Weil das Futteraufnahmevermögen von Ebern geringer ist, sollte die Fütterung technisch so ausgelegt sein, dass die Tiere ständig und uneingeschränkt Zugang zum Futter haben (ad libitum Fütterung). Denn Jungeber zeigen von Tag zu Tag deutliche Schwankungen in der Futteraufnahme. Eine ausreichende Anzahl an Fressplätzen vermeidet Konkurrenzsituationen. Aggressivität und Rangeleien in der Bucht und somit auch die Verletzungsgefahr der Tiere werden auf diese Weise vermindert. Und auch rangniedere Tiere habe die Möglichkeit, ausreichend Futter aufzunehmen. Je ungehinderter die Tiere fressen können, desto ruhiger verhält sich die Gruppe und umso homogener wächst sie heran.

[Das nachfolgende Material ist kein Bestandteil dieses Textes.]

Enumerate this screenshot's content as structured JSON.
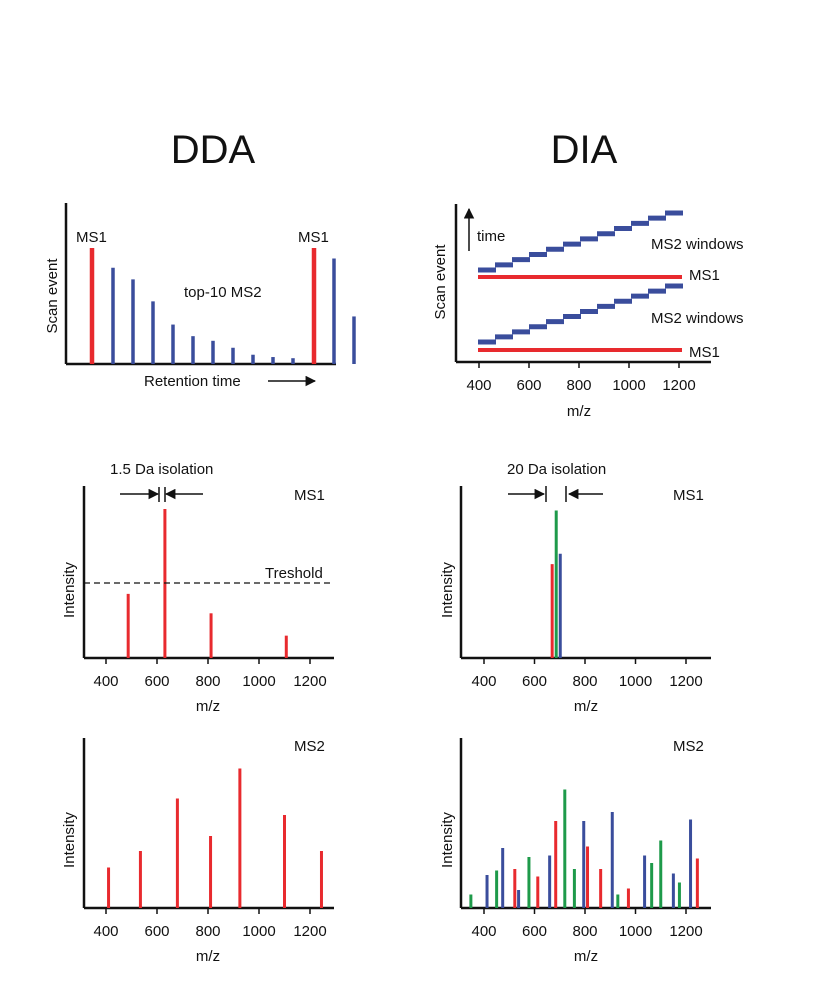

Für einen reibungslosen Verlauf der Ebermast ist es wichtig, dass die Fütterungstechnik zuverlässig funktioniert. Breiautomaten mit einem weiten Tier-Fressplatz-Verhältnis, aber auch Flüssigfütterungssysteme mit Sensortechnik zur Futtermengensteuerung bieten gute Voraussetzungen für die Jungebermast. Einen Überblick über die geeignete Fütterungstechnik für Schweine bieten die Merkblätter der Deutschen Landwirtschaftsgesellschaft (DLG).

Aktuelle Forschungsprojekte

Die bedarfsgerechte und zugleich wirtschaftliche Fütterung von Ebern ist weiterhin Gegenstand der Forschung. Derzeit geht es unter anderem um die Frage, wie eine nachhaltige Ebermast auch im ökologischen Landbau verwirklicht werden kann und welche Maßnahmen der Fütterung hierfür notwendig sind. Das Bundesprogramm Ökologischer Landbau und andere Formen nachhaltiger Landwirtschaft (BÖLN) finanziert diese Forschungen. Ein weiteres Forschungsvorhaben, das vom Forschungskreis der Ernährungsindustrie (FEI) koordiniert wird, untersucht die Applikation von Pflanzenkohle als Futtermittelzusatz zur Skatol- und Indolreduktion, um eine kostengünstige und tierschutzgerechte Reduzierung des Ebergeruchs ohne Kastration zu ermöglichen.